It’s always a pleasure when a family drama has a cranky older guy or a crazy guy hanging around. Someone who will blurt out what’s really going on (and has gone on) without any restraint or regard for subtlety. Michael Shannon‘s crazy truth-teller in Revolutionary Road, Alan Arkin‘s drug-dabbling, blunt-spoken granddad in Little Miss Sunshine and Robert Forster‘s cranky gramps in The Descendants.
Descendants costar Robert Forster at West Hollywood’s Silver Spoon cafe.

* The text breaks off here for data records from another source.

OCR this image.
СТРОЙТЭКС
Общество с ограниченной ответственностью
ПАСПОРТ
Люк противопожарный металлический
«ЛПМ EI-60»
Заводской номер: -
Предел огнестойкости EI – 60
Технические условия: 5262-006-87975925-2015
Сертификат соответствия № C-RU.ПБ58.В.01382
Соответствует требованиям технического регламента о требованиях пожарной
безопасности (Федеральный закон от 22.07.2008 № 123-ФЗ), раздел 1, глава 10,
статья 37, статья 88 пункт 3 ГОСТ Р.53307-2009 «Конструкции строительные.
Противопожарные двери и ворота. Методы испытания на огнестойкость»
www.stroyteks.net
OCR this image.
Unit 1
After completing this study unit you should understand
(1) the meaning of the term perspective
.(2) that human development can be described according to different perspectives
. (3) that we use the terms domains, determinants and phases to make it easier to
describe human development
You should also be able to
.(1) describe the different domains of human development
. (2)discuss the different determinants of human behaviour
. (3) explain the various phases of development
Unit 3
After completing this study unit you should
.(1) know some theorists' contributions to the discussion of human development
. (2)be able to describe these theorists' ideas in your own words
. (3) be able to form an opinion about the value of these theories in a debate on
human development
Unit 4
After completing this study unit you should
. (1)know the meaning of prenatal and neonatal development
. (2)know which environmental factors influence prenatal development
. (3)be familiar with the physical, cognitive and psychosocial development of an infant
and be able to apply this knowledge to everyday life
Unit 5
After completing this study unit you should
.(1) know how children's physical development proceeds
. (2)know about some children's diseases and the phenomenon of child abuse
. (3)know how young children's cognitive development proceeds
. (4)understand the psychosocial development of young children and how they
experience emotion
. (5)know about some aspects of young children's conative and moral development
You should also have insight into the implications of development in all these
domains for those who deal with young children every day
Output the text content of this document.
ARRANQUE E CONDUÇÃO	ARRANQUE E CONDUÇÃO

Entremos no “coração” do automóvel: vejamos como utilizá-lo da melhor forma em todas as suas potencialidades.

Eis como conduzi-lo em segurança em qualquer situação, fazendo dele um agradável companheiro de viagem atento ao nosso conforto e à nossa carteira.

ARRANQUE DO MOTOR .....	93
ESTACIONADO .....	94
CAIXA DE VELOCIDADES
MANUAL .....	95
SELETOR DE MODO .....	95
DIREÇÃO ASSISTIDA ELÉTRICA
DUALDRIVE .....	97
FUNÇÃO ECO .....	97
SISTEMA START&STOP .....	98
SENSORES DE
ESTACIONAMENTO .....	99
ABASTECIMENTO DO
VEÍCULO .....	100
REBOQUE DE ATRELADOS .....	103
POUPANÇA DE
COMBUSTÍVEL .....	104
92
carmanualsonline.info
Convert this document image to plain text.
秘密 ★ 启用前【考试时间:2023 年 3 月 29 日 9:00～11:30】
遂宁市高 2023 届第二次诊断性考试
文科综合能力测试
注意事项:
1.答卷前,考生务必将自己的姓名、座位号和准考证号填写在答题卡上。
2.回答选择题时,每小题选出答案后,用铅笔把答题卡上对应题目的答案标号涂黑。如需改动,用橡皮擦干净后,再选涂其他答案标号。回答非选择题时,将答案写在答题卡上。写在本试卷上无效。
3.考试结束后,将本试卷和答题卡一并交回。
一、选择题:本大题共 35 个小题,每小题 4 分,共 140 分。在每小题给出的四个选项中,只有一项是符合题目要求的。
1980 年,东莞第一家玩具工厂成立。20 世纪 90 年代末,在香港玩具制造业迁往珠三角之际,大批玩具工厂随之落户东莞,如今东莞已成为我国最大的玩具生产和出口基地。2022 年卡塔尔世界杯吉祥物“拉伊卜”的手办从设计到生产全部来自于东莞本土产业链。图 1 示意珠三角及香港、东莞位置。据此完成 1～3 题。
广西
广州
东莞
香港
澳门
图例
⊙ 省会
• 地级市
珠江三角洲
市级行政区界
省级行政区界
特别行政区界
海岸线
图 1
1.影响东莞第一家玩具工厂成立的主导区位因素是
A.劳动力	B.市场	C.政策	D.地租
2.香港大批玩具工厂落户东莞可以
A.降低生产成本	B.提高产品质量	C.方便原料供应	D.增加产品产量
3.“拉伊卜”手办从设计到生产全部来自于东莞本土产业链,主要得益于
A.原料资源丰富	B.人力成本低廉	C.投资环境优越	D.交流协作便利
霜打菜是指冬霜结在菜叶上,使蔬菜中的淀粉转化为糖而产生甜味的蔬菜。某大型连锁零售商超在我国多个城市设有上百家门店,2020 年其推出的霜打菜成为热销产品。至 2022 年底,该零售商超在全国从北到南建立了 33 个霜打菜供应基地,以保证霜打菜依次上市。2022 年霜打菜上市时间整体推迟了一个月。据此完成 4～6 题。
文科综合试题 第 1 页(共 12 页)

Forster’s character (the father of George Clooney‘s comatose wife, called Scott Thorson), bawls out Shailene Woodley‘s Alexandra for giving her mom a rough time (“shame on you!”), and then he cold-cocks her friend Sid (Nick Krause), and then says “there you are again” to Sid when he returns in Act Three, and then he chews out Clooney for not giving enough to his “faithful, loyal wife”, and then he has a tender moment at his daughter’s bedside, kissing her goodbye.
These are all stick-to-the-ribs moments, and Forster brings each one home.
I don’t just love characters like this in films; I love them in real life. My father started to be like this when he got into his ’60s, but he really turned it on in his ’70s and ’80s.